Cincinnati Children's Blog

How to Treat and Prevent Diaper Rash

How to Treat and Prevent Diaper Rash

Diaper rash isn’t fun for parents or babies. Fortunately, you can treat most cases of it at home and it often clears up quickly.

About 1 in every 4 babies will have diaper rash at some point. It can range from mild to severe. As a pediatrician, I see it a lot. Diaper rash can occur in anyone who’s diapered at any age. I see it most often in children ages 9-12 months.

Diaper rash is caused when there’s too much wetness in the diaper area. Obviously, there’s a lot of wet going on down there, which is why so many kids get it. It’s also common in children who have diarrhea. The longer a child has a wet or dirty diaper on, the more irritating the moisture can be to the skin. That means frequent diaper changes are a must.

Read on for more tips on how to treat and prevent those chapped cheeks.

Signs of Diaper Rash

The main symptom of diaper rash is skin in the diaper area that looks tender. You might notice any of the following signs on the bottom, genitals and/or upper legs:

  • Red or pink skin
  • Small, raised bumps
  • Peeling or flaking skin
  • Swelling

Your baby might also be more fussy than usual as the rash can be irritating or burn. 

The rash usually starts in a small area and gets worse over time if it’s not treated.

How to Treat Diaper Rash

  1. Change diapers often. Your goal is to keep the area as dry as possible, so frequent diaper changes are critical when treating diaper rash. After every change, even if your child is not visibly dirty, clean the diaper area as described in the next step.
  2. Use a washcloth instead of baby wipes. Sometimes baby wipes can be irritating, especially during times of diaper rash. While the rash is healing, try using a washcloth instead, moistened with warm water only. No soap is needed. If you do use soap, choose a mild one like Dove® or Cetaphil®. If you need to use wipes, they should be unscented and alcohol free. Pat the area dry or let it air dry before putting on a clean diaper.
  3. For very tender skin, use a squirt bottle or cotton ball. These can be good options if your baby’s bottom is really raw or if poop (stool) is stuck to the skin. You may not want to rub the already sore area with a cloth or wipe. Instead, fill a squirt bottle with warm water and use that to gently clean the area, or use a cotton ball with some mineral oil on it to remove the dried stool.
  4. Use a thick barrier cream, ointment or diaper paste with every diaper change. After cleaning your child, apply a generous layer of diaper rash cream. There are a lot to choose from. I recommend any that contain zinc oxide, such as Desitin®, Triple Paste®, and A&D®, or a petroleum jelly, like Vaseline®, which is a good inexpensive choice. You might need to try a few different types to see what works best for your child.Use this every time you change the diaper while your child’s bottom is irritated. Make sure others taking care of your baby use it as well.
  5. Stay away from lotions with dyes and/or fragrances. These might irritate the area even more.
  6. Do not use cornstarch or talcum powder. While these were popular treatments in the past, we no longer recommend them. There’s a chance your baby could inhale them, which can damage a baby’s growing lungs.
  7. If you use cloth diapers, consider switching to disposable for the duration of your baby’s diaper rash. Cloth diapers are not quite as absorbent as disposables. For that reason, using disposable diapers can help diaper rash clear up more quickly. It’s fine to go back to using cloth diapers when the rash is gone.
  8. Try diaper free periods. Diapers contain a lot of moisture, not just from urine but also from sweat. You want to cut down on that moisture. Allowing your child to go without a diaper for small periods of time can be helpful for keeping the area dry.
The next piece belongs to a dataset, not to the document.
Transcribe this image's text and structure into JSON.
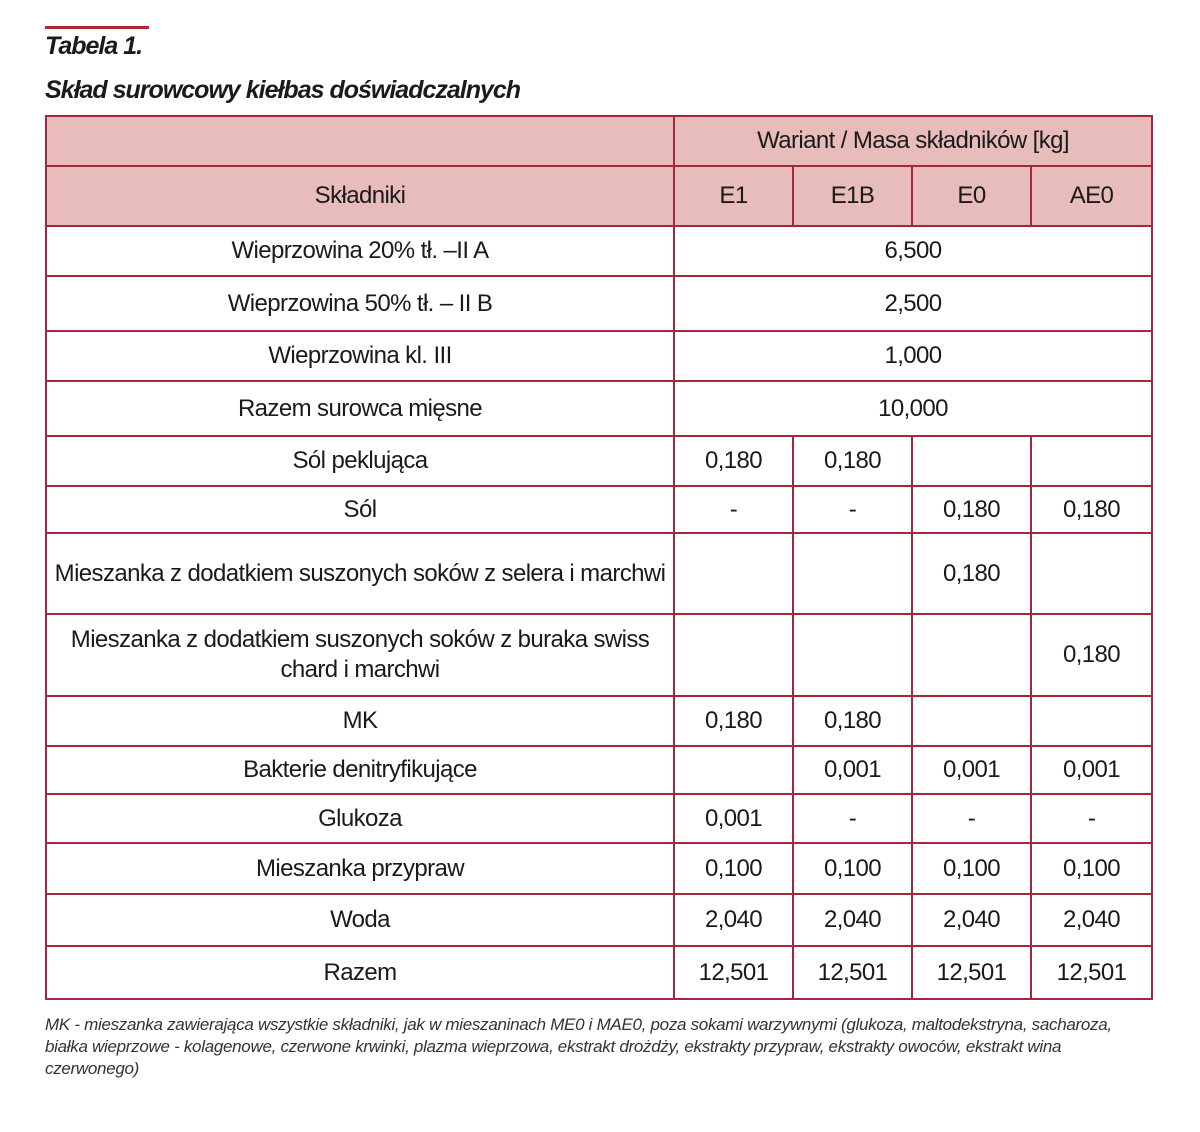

Depending on how severe the rash is, it can sometimes take a couple of weeks to heal. More mild cases might need just a few days. 

How to Help Prevent Diaper Rash

  • Change your child’s diaper every 2-3 hours or as soon as you notice it’s wet.
  • If your child has diarrhea, change the diaper as soon as he or she has a bowel movement.
  • If using cloth diapers, avoid diaper covers that are plastic. They can increase moisture in the diaper area.
  • Keep an eye out for early symptoms. Treating a slight rash with diaper rash cream early can help stop it from getting worse.

When to Call the Doctor

If you are treating your child for diaper rash and it doesn’t seem to be getting better, call your pediatrician. Something else might be causing the rash, such as psoriasis, scabies, or yeast, which could need to be treated with a prescription.